Oviedo, Luján PALACIOS
El delegado del Gobierno en Asturias, Antonio Trevín, ha defendido la presencia de puestos de la Guardia Civil en las zonas rurales, puesto que «prestan un servicio muy importante de cercanía a los ciudadanos».
Trevín responde así a la propuesta de la Unión de Guardias Civiles (UGC) para suprimir un total de 33 puestos de las comandancias de Oviedo y Gijón. Se trataría de los puestos de Candás, Colunga, Salinas, Soto del Barco, Sama, Pola de Siero, Nava, Colombres, Carreña de Cabrales, Posada de Llanes, Arriondas y Avilés, en la Comandancia de Gijón, y Moreda, Cabañaquinta, Turón, Tudela Veguín, Soto de Ribera, Trubia, Bárzana, Belmonte, Somiedo, Muros de Nalón, El Pito, Soto de Luiña, Salas, Navelgas, Degaña, Pola de Allande, San Antolín de Ibias, Trevías, La Caridad, Castropol y Santa Eulalia de Oscos, adscritos a la Comandancia de Oviedo. Estos puestos se concentrarían en los cuarteles cercanos de mayor entidad, según la propuesta de la UGC.

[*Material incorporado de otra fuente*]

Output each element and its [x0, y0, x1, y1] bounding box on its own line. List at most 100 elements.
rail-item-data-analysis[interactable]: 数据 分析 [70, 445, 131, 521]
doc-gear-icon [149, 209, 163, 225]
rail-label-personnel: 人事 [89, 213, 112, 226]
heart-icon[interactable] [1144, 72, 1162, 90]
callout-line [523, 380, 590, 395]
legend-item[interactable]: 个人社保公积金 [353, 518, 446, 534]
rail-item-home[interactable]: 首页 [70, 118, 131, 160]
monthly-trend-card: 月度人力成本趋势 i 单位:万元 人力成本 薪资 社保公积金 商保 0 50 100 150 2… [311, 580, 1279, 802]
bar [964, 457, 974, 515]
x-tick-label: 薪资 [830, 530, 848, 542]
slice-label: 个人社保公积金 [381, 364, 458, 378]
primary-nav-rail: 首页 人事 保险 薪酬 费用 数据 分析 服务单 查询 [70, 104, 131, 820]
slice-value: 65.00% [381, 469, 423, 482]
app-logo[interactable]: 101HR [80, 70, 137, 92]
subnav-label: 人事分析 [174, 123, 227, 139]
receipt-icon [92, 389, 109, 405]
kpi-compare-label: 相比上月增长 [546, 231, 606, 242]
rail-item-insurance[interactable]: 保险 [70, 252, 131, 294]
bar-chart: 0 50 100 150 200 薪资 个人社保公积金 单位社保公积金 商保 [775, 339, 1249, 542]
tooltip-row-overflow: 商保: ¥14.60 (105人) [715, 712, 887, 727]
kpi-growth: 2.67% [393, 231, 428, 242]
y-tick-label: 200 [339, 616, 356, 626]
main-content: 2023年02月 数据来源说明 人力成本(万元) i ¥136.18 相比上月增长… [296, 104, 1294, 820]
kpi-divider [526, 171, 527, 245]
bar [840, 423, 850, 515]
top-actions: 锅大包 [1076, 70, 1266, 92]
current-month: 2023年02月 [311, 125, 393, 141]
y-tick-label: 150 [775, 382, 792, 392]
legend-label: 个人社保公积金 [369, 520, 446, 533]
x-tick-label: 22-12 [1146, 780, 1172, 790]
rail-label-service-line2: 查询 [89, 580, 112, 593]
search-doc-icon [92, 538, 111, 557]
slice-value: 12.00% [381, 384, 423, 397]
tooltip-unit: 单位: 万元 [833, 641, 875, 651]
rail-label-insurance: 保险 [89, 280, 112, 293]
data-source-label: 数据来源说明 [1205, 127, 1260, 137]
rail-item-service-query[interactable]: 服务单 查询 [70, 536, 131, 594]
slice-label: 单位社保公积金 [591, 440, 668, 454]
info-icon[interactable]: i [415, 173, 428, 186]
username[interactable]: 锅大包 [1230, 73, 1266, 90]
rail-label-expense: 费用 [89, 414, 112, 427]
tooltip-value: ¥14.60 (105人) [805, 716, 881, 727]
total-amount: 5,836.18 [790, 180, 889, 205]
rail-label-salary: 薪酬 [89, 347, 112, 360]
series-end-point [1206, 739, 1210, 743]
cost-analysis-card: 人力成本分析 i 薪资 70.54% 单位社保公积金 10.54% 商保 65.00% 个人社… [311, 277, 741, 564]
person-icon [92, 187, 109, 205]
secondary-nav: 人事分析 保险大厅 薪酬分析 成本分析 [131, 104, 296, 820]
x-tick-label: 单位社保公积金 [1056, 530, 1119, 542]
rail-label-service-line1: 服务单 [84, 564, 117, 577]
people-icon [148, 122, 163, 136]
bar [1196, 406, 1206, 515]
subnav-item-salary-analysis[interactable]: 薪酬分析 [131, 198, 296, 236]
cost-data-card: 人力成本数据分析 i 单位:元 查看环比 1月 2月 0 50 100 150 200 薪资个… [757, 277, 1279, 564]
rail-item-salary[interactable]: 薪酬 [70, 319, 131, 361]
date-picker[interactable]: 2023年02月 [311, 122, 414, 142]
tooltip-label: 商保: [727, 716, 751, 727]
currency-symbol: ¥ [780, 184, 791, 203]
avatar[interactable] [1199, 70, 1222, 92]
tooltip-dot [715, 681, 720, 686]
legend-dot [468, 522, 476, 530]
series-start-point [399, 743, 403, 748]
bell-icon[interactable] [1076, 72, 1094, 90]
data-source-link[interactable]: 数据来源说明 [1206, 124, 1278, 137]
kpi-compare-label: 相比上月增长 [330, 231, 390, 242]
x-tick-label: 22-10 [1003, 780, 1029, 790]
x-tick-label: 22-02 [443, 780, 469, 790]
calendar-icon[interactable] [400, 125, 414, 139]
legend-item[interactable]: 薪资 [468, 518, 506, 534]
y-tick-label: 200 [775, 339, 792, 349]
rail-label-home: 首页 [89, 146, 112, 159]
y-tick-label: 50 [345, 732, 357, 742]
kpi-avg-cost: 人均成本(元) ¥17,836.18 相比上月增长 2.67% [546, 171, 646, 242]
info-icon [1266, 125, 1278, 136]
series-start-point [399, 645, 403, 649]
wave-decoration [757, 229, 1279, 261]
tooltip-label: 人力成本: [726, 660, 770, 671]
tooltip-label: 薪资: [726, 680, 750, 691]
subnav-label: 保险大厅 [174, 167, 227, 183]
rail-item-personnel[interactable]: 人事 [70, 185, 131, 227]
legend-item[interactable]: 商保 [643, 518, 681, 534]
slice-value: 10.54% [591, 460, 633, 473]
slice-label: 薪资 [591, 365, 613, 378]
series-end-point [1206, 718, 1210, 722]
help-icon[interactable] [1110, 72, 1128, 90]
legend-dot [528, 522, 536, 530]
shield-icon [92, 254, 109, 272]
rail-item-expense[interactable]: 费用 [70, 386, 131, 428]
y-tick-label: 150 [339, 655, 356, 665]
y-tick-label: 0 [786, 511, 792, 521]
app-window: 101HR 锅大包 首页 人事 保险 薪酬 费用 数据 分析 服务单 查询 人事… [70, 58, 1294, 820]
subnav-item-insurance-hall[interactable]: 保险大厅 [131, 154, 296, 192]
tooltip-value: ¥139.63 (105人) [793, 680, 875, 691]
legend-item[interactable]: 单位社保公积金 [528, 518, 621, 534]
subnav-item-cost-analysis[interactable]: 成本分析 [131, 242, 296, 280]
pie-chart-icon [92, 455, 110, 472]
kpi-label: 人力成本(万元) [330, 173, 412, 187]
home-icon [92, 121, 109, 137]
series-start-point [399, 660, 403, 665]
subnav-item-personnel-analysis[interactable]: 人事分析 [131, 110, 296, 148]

El delegado de Gobierno asegura comprender esta propuesta de supresión en favor de la eficacia y la concentración de medios, pero «la presencia de la Guardia Civil en las zonas rurales es importante por la sensación de seguridad y servicio de cercanía a la comunidad», subraya.
Por eso, Antonio Trevín advierte que deberán ser los ayuntamientos afectados los que se pronuncien. «Se trata de un tema muy cercano a los ciudadanos, a los consistorios les preocupa mucho la seguridad, especialmente en los casos de concejos pequeños y aislados, y también escucharemos las demandas que nos formulen en este sentido», sostiene el delegado.
En todo caso, y pese a que en principio se mantendrán los criterios del actual despliegue del cuerpo, Trevín indica que «se tendrán en cuenta las propuestas» de la UGC.
La propuesta de esta asociación profesional de la Benemérita supondría que seguirían en funcionamiento 27 puestos, de los que sólo uno de ellos, el de Grandas de Salime, sería de tipo A, es decir, al mando de un suboficial y con una dotación de medios menor, pero suficiente para responder a las necesidades de los ciudadanos.
El resto de puestos serían de los tipos B y C, en función de la población de los municipios y su conflictividad, con presencia permanente de agentes y capacidad de respuesta inmediata. Estos puestos, según la propuesta de la UGC, deberían constar de un área de prevención de delincuencia, otra de investigación y un área de atención al ciudadano. Del mismo modo, la asociación indica que en los concejos en los que no exista un puesto de la Guardia Civil, podrían ubicarse dependencias en los ayuntamientos para establecer oficinas de atención a los ciudadanos con horarios flexibles «para responder a las posibles necesidades».
Puestos que permanecerían
Mieres, Pola de Lena, Oviedo, Entrago, Grado, Pravia, Tineo, Cangas del Narcea, Luarca, Navia, Boal, Tapia de Casariego, Vegadeo, Grandas de Salime, Gijón, Villaviciosa, Cancienes, Llanera, Luanco, Piedras Blancas, Pola de Laviana, Noreña, Infiesto, Llanes, Ribadesella, Cangas de Onís y Panes.
Estructura
Sólo el puesto de Grandas de Salime sería de tipo A, con una dotación de medios más limitada y al mando de un suboficial.